Ainsi l’antifascisme archéologique n’a pas d’autre but que de camoufler l’opération totalitaire (fasciste donc si l’on veut) qui se mène dans les sommets du pouvoir avec l’appui de la classe intellectuelle petite-bourgeoise qui vit des miettes tombées de la table de la mondialisation. L’antifascisme archéologique tire à boulets rouges sur M. Zemmour et Mme Le Pen qui n’ont rigoureusement rien à voir avec le fascisme. Quand on sait que plus on est jeune et plus on est ouvrier, plus on vote pour Marine Le Pen, la dénonciation frénétique de Mme Le Pen prend toute sa signification. L’antifasciste archéologique désigne clairement comme ses ennemis ces salauds de pauvres, ces ouvriers et ces travailleurs indépendants qu’on a vus sur les ronds-points habillés de gilets jaunes. Sinon, comme le disait Pasolini, il irait leur parler, essayer de comprendre pourquoi ils votent RN et proposer de constituer avec eux un bloc populaire contre le bloc des élites.

L’antifascisme archéologique dénonce la culture populaire, le sentiment national, la consommation de viande comme du « fascisme ». Le malheureux Fabien Roussel a été traité de tous les noms pour avoir défendu la bonne vieille gastronomie populaire. Le nouveau fascisme vise à briser toutes les résistances à la domination absolue du capital. Les nations, l’appartenance à la famille, les traditions, voilà autant d’éléments de résistance à la transformation de tous les humains en individus interchangeables qui ne peuvent plus se réaliser que dans la consommation sans fin de tous les gadgets qu’offre la société de consommation. L’antifascisme archéologique vient ainsi au secours du vrai fascisme inédit de notre époque en donnant sa propre contribution au broyage des individus.

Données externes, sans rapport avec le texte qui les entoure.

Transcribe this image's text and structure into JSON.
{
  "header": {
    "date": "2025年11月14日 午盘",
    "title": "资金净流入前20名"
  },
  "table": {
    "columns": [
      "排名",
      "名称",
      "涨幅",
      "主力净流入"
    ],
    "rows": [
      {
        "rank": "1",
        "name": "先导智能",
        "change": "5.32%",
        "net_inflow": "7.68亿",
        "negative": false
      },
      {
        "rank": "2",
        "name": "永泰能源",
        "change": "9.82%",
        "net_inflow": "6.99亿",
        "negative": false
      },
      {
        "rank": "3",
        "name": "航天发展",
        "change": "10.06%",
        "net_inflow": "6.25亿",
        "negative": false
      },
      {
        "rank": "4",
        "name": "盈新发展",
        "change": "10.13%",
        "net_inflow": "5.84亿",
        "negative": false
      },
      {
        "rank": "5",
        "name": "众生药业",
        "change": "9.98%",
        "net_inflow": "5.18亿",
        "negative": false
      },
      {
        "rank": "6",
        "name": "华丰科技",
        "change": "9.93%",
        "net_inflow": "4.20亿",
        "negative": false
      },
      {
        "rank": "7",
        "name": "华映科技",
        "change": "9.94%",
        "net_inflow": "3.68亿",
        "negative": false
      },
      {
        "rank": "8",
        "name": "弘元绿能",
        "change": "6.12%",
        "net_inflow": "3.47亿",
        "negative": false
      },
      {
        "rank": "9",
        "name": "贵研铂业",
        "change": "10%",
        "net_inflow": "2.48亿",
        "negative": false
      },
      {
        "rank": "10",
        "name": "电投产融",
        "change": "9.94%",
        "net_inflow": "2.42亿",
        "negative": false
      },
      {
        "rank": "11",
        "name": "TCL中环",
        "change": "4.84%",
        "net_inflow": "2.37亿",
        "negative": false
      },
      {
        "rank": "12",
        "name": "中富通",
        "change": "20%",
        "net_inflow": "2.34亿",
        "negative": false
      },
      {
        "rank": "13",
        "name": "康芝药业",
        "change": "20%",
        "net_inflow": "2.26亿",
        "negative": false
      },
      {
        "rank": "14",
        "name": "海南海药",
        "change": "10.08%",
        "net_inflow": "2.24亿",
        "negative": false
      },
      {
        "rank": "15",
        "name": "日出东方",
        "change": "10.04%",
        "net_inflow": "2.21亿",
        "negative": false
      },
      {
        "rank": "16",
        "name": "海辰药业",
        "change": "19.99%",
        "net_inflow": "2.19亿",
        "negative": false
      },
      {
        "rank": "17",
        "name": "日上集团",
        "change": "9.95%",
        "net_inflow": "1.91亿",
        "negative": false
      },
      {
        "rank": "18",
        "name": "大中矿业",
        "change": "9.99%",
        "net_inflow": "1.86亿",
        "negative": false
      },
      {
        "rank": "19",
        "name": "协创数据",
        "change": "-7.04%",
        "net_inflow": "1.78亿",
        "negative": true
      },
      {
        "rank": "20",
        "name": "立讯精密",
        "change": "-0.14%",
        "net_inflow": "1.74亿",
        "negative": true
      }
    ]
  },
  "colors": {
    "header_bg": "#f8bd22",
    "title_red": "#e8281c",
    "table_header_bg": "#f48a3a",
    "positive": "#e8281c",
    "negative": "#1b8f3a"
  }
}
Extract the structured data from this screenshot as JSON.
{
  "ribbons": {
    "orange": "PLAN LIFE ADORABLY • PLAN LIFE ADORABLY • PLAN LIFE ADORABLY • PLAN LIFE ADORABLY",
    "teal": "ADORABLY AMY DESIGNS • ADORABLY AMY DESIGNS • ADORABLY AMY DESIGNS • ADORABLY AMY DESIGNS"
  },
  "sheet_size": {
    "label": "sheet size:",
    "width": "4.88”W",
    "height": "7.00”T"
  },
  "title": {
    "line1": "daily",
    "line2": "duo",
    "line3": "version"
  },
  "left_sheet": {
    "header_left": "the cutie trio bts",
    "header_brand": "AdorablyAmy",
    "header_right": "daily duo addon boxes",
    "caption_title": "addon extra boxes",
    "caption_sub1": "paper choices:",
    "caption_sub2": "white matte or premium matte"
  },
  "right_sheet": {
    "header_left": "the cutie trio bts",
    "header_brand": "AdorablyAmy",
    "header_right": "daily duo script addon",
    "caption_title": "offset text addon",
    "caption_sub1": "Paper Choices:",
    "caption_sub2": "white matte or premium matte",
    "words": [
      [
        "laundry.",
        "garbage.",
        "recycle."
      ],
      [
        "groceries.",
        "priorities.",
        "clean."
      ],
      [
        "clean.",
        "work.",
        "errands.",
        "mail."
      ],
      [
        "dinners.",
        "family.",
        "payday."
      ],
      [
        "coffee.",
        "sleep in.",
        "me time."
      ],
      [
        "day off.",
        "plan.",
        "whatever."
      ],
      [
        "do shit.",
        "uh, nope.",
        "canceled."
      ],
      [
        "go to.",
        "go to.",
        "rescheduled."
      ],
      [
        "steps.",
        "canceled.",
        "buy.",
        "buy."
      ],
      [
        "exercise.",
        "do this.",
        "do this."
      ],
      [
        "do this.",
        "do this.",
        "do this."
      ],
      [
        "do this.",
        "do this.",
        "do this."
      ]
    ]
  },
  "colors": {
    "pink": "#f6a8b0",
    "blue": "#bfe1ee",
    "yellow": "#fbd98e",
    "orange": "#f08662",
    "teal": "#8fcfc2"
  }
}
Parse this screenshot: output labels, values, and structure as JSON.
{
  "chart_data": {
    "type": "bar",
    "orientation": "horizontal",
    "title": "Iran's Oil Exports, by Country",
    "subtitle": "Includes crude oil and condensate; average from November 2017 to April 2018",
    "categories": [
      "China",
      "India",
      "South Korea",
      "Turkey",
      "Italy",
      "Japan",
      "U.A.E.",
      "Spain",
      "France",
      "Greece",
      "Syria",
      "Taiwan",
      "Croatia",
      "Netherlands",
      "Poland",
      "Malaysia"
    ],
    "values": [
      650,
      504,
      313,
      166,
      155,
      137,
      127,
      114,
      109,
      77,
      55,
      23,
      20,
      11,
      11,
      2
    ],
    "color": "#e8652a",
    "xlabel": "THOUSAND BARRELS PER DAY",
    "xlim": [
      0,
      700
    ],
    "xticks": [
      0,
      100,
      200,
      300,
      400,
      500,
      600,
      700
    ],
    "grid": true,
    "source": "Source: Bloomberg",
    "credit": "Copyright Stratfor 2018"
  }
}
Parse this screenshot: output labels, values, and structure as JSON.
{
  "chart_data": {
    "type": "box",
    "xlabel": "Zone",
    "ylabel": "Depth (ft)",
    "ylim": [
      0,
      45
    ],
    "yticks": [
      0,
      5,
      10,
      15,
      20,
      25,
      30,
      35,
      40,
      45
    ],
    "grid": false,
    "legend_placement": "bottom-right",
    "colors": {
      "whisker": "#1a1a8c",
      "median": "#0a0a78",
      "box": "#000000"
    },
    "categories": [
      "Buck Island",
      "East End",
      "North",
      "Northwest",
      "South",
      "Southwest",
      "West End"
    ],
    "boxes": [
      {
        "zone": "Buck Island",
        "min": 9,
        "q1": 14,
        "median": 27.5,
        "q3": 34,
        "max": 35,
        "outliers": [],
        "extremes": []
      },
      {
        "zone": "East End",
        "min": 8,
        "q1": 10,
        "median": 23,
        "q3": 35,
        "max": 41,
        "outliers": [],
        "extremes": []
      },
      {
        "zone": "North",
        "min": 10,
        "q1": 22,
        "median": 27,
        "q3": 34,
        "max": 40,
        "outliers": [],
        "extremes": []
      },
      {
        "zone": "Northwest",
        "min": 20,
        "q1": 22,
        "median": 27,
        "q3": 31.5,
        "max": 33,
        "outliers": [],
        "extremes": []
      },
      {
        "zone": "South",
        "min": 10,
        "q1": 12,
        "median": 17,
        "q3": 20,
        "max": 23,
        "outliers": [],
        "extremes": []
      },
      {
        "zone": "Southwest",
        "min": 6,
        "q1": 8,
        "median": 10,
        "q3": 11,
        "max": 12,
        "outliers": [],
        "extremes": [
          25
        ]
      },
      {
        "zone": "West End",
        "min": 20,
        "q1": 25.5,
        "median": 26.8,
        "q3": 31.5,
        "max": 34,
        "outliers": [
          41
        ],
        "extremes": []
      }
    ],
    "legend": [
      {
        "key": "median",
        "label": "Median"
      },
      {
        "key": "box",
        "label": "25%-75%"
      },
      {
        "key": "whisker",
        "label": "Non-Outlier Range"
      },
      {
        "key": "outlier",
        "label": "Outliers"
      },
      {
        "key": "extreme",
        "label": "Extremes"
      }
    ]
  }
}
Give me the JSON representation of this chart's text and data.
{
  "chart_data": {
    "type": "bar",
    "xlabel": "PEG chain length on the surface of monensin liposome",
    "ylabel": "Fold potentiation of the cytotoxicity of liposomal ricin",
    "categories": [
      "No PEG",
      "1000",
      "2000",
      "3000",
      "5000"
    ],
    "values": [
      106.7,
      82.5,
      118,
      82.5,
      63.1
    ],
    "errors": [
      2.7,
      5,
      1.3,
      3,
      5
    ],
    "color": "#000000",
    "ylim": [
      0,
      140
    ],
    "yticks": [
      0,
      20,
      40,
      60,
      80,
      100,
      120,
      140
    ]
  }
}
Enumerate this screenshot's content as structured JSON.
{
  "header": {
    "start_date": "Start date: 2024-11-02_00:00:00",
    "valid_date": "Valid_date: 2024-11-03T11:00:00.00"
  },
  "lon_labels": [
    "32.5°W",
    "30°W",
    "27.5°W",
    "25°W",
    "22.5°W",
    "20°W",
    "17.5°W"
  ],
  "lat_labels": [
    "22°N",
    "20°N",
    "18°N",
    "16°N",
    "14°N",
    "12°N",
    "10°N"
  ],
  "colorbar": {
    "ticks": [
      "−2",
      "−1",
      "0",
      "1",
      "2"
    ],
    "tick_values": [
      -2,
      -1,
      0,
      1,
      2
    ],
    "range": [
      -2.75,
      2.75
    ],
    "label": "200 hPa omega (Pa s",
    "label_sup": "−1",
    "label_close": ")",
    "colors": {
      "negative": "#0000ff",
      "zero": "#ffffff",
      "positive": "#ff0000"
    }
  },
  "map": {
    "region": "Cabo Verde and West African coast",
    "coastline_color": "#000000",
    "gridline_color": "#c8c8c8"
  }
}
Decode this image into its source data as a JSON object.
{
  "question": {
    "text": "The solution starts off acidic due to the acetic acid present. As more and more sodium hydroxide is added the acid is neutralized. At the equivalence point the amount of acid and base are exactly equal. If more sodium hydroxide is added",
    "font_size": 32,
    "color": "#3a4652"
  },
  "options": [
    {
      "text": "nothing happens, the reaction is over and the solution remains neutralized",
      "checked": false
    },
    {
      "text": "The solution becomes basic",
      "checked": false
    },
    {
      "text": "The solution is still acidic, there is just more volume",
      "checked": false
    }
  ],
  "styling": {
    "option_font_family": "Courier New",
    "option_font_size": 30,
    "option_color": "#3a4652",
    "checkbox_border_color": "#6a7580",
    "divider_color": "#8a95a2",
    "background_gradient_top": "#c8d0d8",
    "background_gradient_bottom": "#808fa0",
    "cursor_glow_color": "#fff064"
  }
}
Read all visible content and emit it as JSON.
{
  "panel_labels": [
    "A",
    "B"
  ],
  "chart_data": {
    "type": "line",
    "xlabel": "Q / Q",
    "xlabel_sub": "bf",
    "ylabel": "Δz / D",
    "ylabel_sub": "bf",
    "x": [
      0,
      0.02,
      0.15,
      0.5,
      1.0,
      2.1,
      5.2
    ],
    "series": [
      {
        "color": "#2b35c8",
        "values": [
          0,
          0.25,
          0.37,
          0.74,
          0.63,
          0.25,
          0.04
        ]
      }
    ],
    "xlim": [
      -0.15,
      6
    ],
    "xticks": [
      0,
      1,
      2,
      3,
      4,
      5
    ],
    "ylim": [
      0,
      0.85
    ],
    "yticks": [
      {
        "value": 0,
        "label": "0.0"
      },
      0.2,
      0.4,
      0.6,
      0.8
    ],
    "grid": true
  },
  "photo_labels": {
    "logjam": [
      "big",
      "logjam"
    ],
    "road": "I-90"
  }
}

Si on suit encore Pasolini, on admet facilement que l’ancien fascisme ne reviendra plus, mais que c’est autre fascisme, appuyé sur les technologies modernes les plus invasives qui s’installera et poussera même l’audace jusqu’à s’appeler antifascisme. Ceux qui prônent la destruction du langage ordinaire au profit d’une horrible langue dite « inclusive », ceux qui dénoncent toutes les identités nationales au profit d’un monde « créolisé », c’est-à-dire raboté selon les plans du capital, ceux qui appellent à la liquidation de la sexualité et des relations naturelles entre hommes et femmes au profit de l’idéologie « queer » et « trans », ceux-là sont indiscutablement les vrais « fascistes » d’aujourd’hui, c’est-à-dire les agents de la mise au format des corps et des esprits selon les normes du capitalisme absolu. La plupart n’en sont évidemment pas conscients et se figurent être de terribles révolutionnaires, mais comme le disait Marx, on ne juge ni les individus ni les sociétés sur ce qu’ils disent d’eux-mêmes, mais sur leur réalité effective.

Ainsi, on le comprend, les partisans de Mélenchon ont eu droit à l’image de Pier Paolo Pasolini afin que son message soit soigneusement dissimulé.